Much focus has been on wheat flour – and rightly so. Wheat flour has the second highest weight in non-perishable food items after milk, in CPI. Minus the so-called ‘crisis’ part – wheat flour prices averaged 9 percent higher in 2019 year-on-year. Roti in Pakistan is coined as the most vital food staple. It has gotten dearer. What is often coined in tandem with Roti is Daal (pulses) – and that has gotten even dearer, without much uproar.
The uproar on wheat flour is understandable, considering it has five times more weight in CPI than pulses. But surely, a three-times price increase in pulses warrants at least half the wheat uproar. Unlike wheat, pulses are a heavily imported dependent commodity group – as Pakistan imports 60-65 percent of its annual requirement of 1.4-1.5 million tons.
Weighted average price of pulses, has gone up by 45 percent year-on-year as per the latest numbers – to Rs188/kg. Average imported price in dollar terms in the meanwhile has gone down by 28 percent. Even accounting for the rupee depreciation, average imported pulse price has decreased by 19 percent year-on-year.
Make room for general inflation adjustment – and even then, the sky-high prices of pulses make little sense. Not that pulses require high-tech processing either, the cost of which may have gone up. The gram pulse is mostly locally produced, and the sharp increase in January prices could still be attributed to crop patterns. But all other pulses are largely imported, and with both unit value and currency stable –price increase tells traders are pocketing hefty margins.
More interestingly, it may actually start making more sense to have the Daal outside at roadside hotels. As the graph shows, cooked Daal prices have only tailed up recently – and that too at a much lower rate than the retail market price. There is very little else that goes in cooked Daal other than Daal itself. The huge differential goes on to hint at two possible explanations.
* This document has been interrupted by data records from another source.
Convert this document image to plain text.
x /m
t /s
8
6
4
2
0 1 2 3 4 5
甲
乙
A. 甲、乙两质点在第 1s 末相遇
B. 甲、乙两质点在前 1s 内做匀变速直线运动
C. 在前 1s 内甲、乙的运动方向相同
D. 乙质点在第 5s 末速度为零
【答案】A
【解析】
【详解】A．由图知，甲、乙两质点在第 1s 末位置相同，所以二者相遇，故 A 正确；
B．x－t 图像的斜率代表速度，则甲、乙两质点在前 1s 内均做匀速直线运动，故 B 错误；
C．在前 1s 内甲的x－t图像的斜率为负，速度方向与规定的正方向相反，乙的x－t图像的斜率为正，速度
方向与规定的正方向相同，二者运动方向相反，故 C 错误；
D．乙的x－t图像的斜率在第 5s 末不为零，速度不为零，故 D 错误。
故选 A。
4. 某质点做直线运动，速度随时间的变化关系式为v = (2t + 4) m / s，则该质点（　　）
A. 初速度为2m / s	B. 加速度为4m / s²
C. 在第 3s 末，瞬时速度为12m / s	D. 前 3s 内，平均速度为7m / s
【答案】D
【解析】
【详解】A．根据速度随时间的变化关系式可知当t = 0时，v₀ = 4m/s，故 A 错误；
The fact that cooked Daal outside is mostly consumed by working class should be taken into consideration in terms of pricing power. Someone is at a loss in this equation. If the hotels are keeping their margins without increasing the price in proportion – there may be a case of reduced serving size – as often observed and reported in case of Roti. And if that is not the case, a lot of roadside hotels are taking a deep cut on their profit margins.
Alternatively, there could be a case of retailers pocketing massive margins, as most hotels would be buying from the wholesale market, where prices may not have increased as significantly. Whatever the case, Daal Roti may no longer be the go-to diet for the working class.